The exponential growth of scientific publications makes it more difficult than ever before for scientists to keep up-to-date with the most recent scientific development. AI techniques, especially text mining technologies, are crucial for extracting useful knowledge from scientific publications, from individual papers to a scientific topic such as (e.g. machine translation or text summarisation), or even a scientific domain (e.g. natural language processing or artificial intelligence). From the STEM education point of view, scholarly text mining also has high potential in downstream applications for both HE educators (e.g. mining actionable knowledge from STEM education literature) or postgraduate students (e.g. building a mind map for a scientific topic). At the same time, the scientific community also faces severe challenges in quality peer review, which is especially significant reflected in the peer review processes (including IJCAI2020). The three speakers will share their work towards this end and viewpoints about scholarly text mining from different aspects: contextualised citation network analysis, text mining for open science, and ontology and knowledge graph construction.
Dr Xiaorui Jiang
Xiaorui has joined the centre as an assistant professor in natural language processing. Before that he has worked in Aston University (UK) and National Institute of Information and Communication Technology (Japan). He has long-term research interests in mining knowledge from the network of scientific literature and full-text citation analysis (akin to “semantometrics” coinded by Petr Knoth, out second speaker). Currently he is mainly working on extracting knowledge units at all levels from scientific fulltexts and semantic approaches for citation analysis. His major publications appear in top information science journals like Journal of the Association for Information Science and Technology, Journal of Informetrics and Scientometrics, while he also publishes in top-AI conferences including AAAI, ACL, and CIKM. He is a member of the Association for Computational Machinery (ACM), the Association for Computational Linguistics (ACL), and a lifetime member of the International Society for Scietometrics and Informetrics (ISSI).
Dr. Petr Knoth
Petr is a Senior Research Fellow at the Knowledge Media Institute in Open University, which has renowned reputation in scientific text mining, where he leads the Big Scientific Data and Text Analytics Group (BSDTAG).

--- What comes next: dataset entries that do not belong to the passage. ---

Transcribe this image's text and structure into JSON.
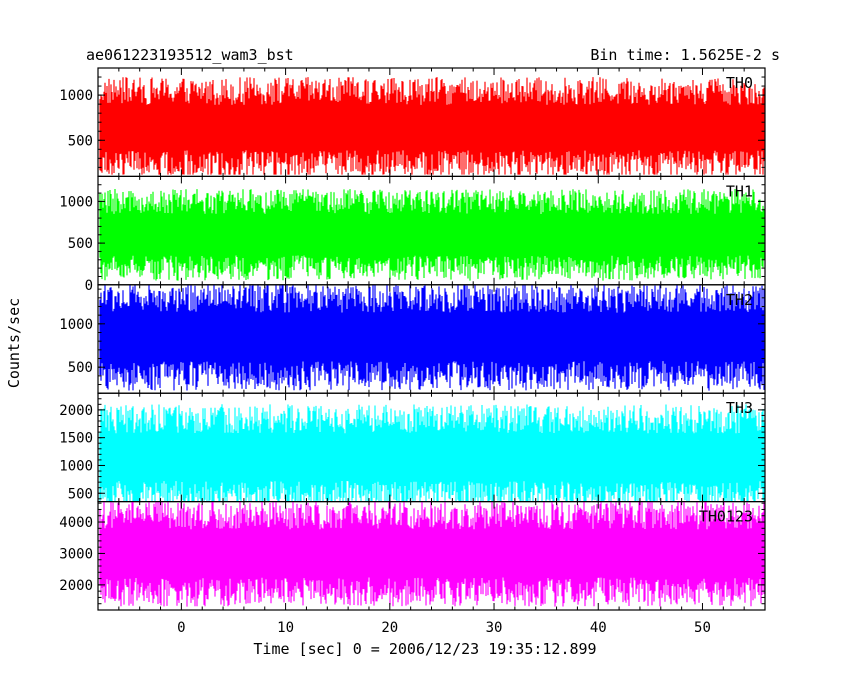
{
  "chart_data": {
    "type": "line",
    "title": "ae061223193512_wam3_bst",
    "bin_time_label": "Bin time: 1.5625E-2 s",
    "xlabel": "Time [sec] 0 = 2006/12/23 19:35:12.899",
    "ylabel": "Counts/sec",
    "xlim": [
      -8,
      56
    ],
    "x_ticks": [
      0,
      10,
      20,
      30,
      40,
      50
    ],
    "x_tick_labels": [
      "0",
      "10",
      "20",
      "30",
      "40",
      "50"
    ],
    "data_x_range": [
      -7.8,
      55.9
    ],
    "panels": [
      {
        "name": "TH0",
        "color": "#ff0000",
        "ylim": [
          100,
          1300
        ],
        "y_ticks": [
          500,
          1000
        ],
        "y_tick_labels": [
          "500",
          "1000"
        ],
        "mean": 640,
        "noise_amplitude": 560,
        "min": 120,
        "max": 1300
      },
      {
        "name": "TH1",
        "color": "#00ff00",
        "ylim": [
          0,
          1300
        ],
        "y_ticks": [
          0,
          500,
          1000
        ],
        "y_tick_labels": [
          "0",
          "500",
          "1000"
        ],
        "mean": 600,
        "noise_amplitude": 550,
        "min": 30,
        "max": 1300
      },
      {
        "name": "TH2",
        "color": "#0000ff",
        "ylim": [
          200,
          1450
        ],
        "y_ticks": [
          500,
          1000
        ],
        "y_tick_labels": [
          "500",
          "1000"
        ],
        "mean": 850,
        "noise_amplitude": 620,
        "min": 210,
        "max": 1450
      },
      {
        "name": "TH3",
        "color": "#00ffff",
        "ylim": [
          350,
          2300
        ],
        "y_ticks": [
          500,
          1000,
          1500,
          2000
        ],
        "y_tick_labels": [
          "500",
          "1000",
          "1500",
          "2000"
        ],
        "mean": 1150,
        "noise_amplitude": 950,
        "min": 360,
        "max": 2300
      },
      {
        "name": "TH0123",
        "color": "#ff00ff",
        "ylim": [
          1200,
          4650
        ],
        "y_ticks": [
          2000,
          3000,
          4000
        ],
        "y_tick_labels": [
          "2000",
          "3000",
          "4000"
        ],
        "mean": 3000,
        "noise_amplitude": 1700,
        "min": 1210,
        "max": 4650
      }
    ]
  }
}
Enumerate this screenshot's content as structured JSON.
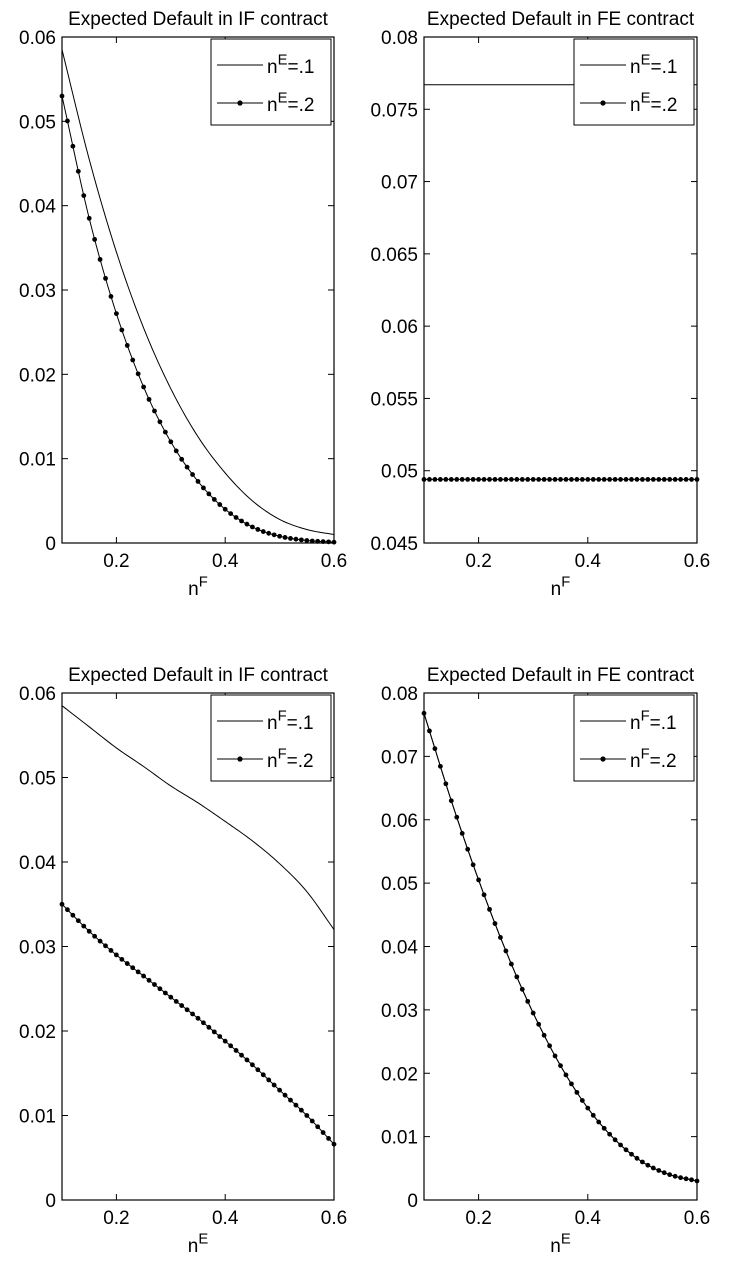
{
  "chart_data": [
    {
      "type": "line",
      "title": "Expected Default in IF contract",
      "xlabel": "n",
      "xlabel_sup": "F",
      "ylabel": "",
      "xlim": [
        0.1,
        0.6
      ],
      "ylim": [
        0,
        0.06
      ],
      "xticks": [
        0.2,
        0.4,
        0.6
      ],
      "xtick_labels": [
        "0.2",
        "0.4",
        "0.6"
      ],
      "yticks": [
        0,
        0.01,
        0.02,
        0.03,
        0.04,
        0.05,
        0.06
      ],
      "ytick_labels": [
        "0",
        "0.01",
        "0.02",
        "0.03",
        "0.04",
        "0.05",
        "0.06"
      ],
      "grid": false,
      "legend_position": "top-right",
      "x": [
        0.1,
        0.15,
        0.2,
        0.25,
        0.3,
        0.35,
        0.4,
        0.45,
        0.5,
        0.55,
        0.6
      ],
      "series": [
        {
          "name": "n^E=.1",
          "legend_base": "n",
          "legend_sup": "E",
          "legend_tail": "=.1",
          "marker": "none",
          "values": [
            0.0585,
            0.0455,
            0.0345,
            0.0255,
            0.0183,
            0.0126,
            0.0083,
            0.005,
            0.0028,
            0.0016,
            0.001
          ]
        },
        {
          "name": "n^E=.2",
          "legend_base": "n",
          "legend_sup": "E",
          "legend_tail": "=.2",
          "marker": "dot",
          "values": [
            0.053,
            0.0385,
            0.0272,
            0.0185,
            0.012,
            0.0073,
            0.004,
            0.0019,
            0.0008,
            0.0003,
            0.0001
          ]
        }
      ]
    },
    {
      "type": "line",
      "title": "Expected Default in FE contract",
      "xlabel": "n",
      "xlabel_sup": "F",
      "ylabel": "",
      "xlim": [
        0.1,
        0.6
      ],
      "ylim": [
        0.045,
        0.08
      ],
      "xticks": [
        0.2,
        0.4,
        0.6
      ],
      "xtick_labels": [
        "0.2",
        "0.4",
        "0.6"
      ],
      "yticks": [
        0.045,
        0.05,
        0.055,
        0.06,
        0.065,
        0.07,
        0.075,
        0.08
      ],
      "ytick_labels": [
        "0.045",
        "0.05",
        "0.055",
        "0.06",
        "0.065",
        "0.07",
        "0.075",
        "0.08"
      ],
      "grid": false,
      "legend_position": "top-right",
      "x": [
        0.1,
        0.15,
        0.2,
        0.25,
        0.3,
        0.35,
        0.4,
        0.45,
        0.5,
        0.55,
        0.6
      ],
      "series": [
        {
          "name": "n^E=.1",
          "legend_base": "n",
          "legend_sup": "E",
          "legend_tail": "=.1",
          "marker": "none",
          "values": [
            0.0767,
            0.0767,
            0.0767,
            0.0767,
            0.0767,
            0.0767,
            0.0767,
            0.0767,
            0.0767,
            0.0767,
            0.0767
          ]
        },
        {
          "name": "n^E=.2",
          "legend_base": "n",
          "legend_sup": "E",
          "legend_tail": "=.2",
          "marker": "dot",
          "values": [
            0.0494,
            0.0494,
            0.0494,
            0.0494,
            0.0494,
            0.0494,
            0.0494,
            0.0494,
            0.0494,
            0.0494,
            0.0494
          ]
        }
      ]
    },
    {
      "type": "line",
      "title": "Expected Default in IF contract",
      "xlabel": "n",
      "xlabel_sup": "E",
      "ylabel": "",
      "xlim": [
        0.1,
        0.6
      ],
      "ylim": [
        0,
        0.06
      ],
      "xticks": [
        0.2,
        0.4,
        0.6
      ],
      "xtick_labels": [
        "0.2",
        "0.4",
        "0.6"
      ],
      "yticks": [
        0,
        0.01,
        0.02,
        0.03,
        0.04,
        0.05,
        0.06
      ],
      "ytick_labels": [
        "0",
        "0.01",
        "0.02",
        "0.03",
        "0.04",
        "0.05",
        "0.06"
      ],
      "grid": false,
      "legend_position": "top-right",
      "x": [
        0.1,
        0.15,
        0.2,
        0.25,
        0.3,
        0.35,
        0.4,
        0.45,
        0.5,
        0.55,
        0.6
      ],
      "series": [
        {
          "name": "n^F=.1",
          "legend_base": "n",
          "legend_sup": "F",
          "legend_tail": "=.1",
          "marker": "none",
          "values": [
            0.0585,
            0.056,
            0.0535,
            0.0513,
            0.049,
            0.047,
            0.0448,
            0.0425,
            0.0398,
            0.0365,
            0.032
          ]
        },
        {
          "name": "n^F=.2",
          "legend_base": "n",
          "legend_sup": "F",
          "legend_tail": "=.2",
          "marker": "dot",
          "values": [
            0.035,
            0.0318,
            0.029,
            0.0265,
            0.024,
            0.0215,
            0.0188,
            0.016,
            0.013,
            0.01,
            0.0066
          ]
        }
      ]
    },
    {
      "type": "line",
      "title": "Expected Default in FE contract",
      "xlabel": "n",
      "xlabel_sup": "E",
      "ylabel": "",
      "xlim": [
        0.1,
        0.6
      ],
      "ylim": [
        0,
        0.08
      ],
      "xticks": [
        0.2,
        0.4,
        0.6
      ],
      "xtick_labels": [
        "0.2",
        "0.4",
        "0.6"
      ],
      "yticks": [
        0,
        0.01,
        0.02,
        0.03,
        0.04,
        0.05,
        0.06,
        0.07,
        0.08
      ],
      "ytick_labels": [
        "0",
        "0.01",
        "0.02",
        "0.03",
        "0.04",
        "0.05",
        "0.06",
        "0.07",
        "0.08"
      ],
      "grid": false,
      "legend_position": "top-right",
      "x": [
        0.1,
        0.15,
        0.2,
        0.25,
        0.3,
        0.35,
        0.4,
        0.45,
        0.5,
        0.55,
        0.6
      ],
      "series": [
        {
          "name": "n^F=.1",
          "legend_base": "n",
          "legend_sup": "F",
          "legend_tail": "=.1",
          "marker": "none",
          "values": [
            0.0768,
            0.063,
            0.0505,
            0.0393,
            0.0295,
            0.0212,
            0.0145,
            0.0095,
            0.006,
            0.004,
            0.003
          ]
        },
        {
          "name": "n^F=.2",
          "legend_base": "n",
          "legend_sup": "F",
          "legend_tail": "=.2",
          "marker": "dot",
          "values": [
            0.0768,
            0.063,
            0.0505,
            0.0393,
            0.0295,
            0.0212,
            0.0145,
            0.0095,
            0.006,
            0.004,
            0.003
          ]
        }
      ]
    }
  ]
}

His main interests are in text mining, digital libraries and open access/science. He has been a pioneer in open access/science. He is mostly famous for CORE, a large full text aggregator of open access papers with millions of monthly active users, for which he was the founder and has been the leader since 2012. Previously, worked as a Senior Data Scientist at Mendeley on information extraction and content recommendation for research and has a deep interest in the use of AI to improve research workflows. He has been involved as a researcher and Primary Investigator (PI) in over 20 European Commission, national and international funded research projects in the areas of text-mining, open science and eLearning.
Dr. Francesco Osborne
Francesco is a Research Fellow at the Knowledge Media Institute in Open University, where he leads the Scholarly Knowledge Mining team (SKM). His research covers Artificial Intelligence, Information Extraction, Knowledge Graphs, Science of Science, Semantic Web, Research Analytics, and Semantic Publishing. He is mainly well-known for his continued work in scientific knowledge graph construction. His team has released the Computer Science Ontology (CSO) that has been officially adopted by Springer Nature, the Academia/Industry DynAmics Knowledge Graph (AIDA) for supporting research trend analysis across academia and industry, and the Artificial Intelligence Knowledge Graph (AI-KG). The major collaboration partners include commercial organizations, e.g., Springer Nature, Elsevier, Microsoft, Digital Science, and Figshare etc, and non-profit organizations and universities. Currently, he is co-ordinating large a scientific effort around COVID-19 by extracting key medical concepts from a large collection of scientific articles.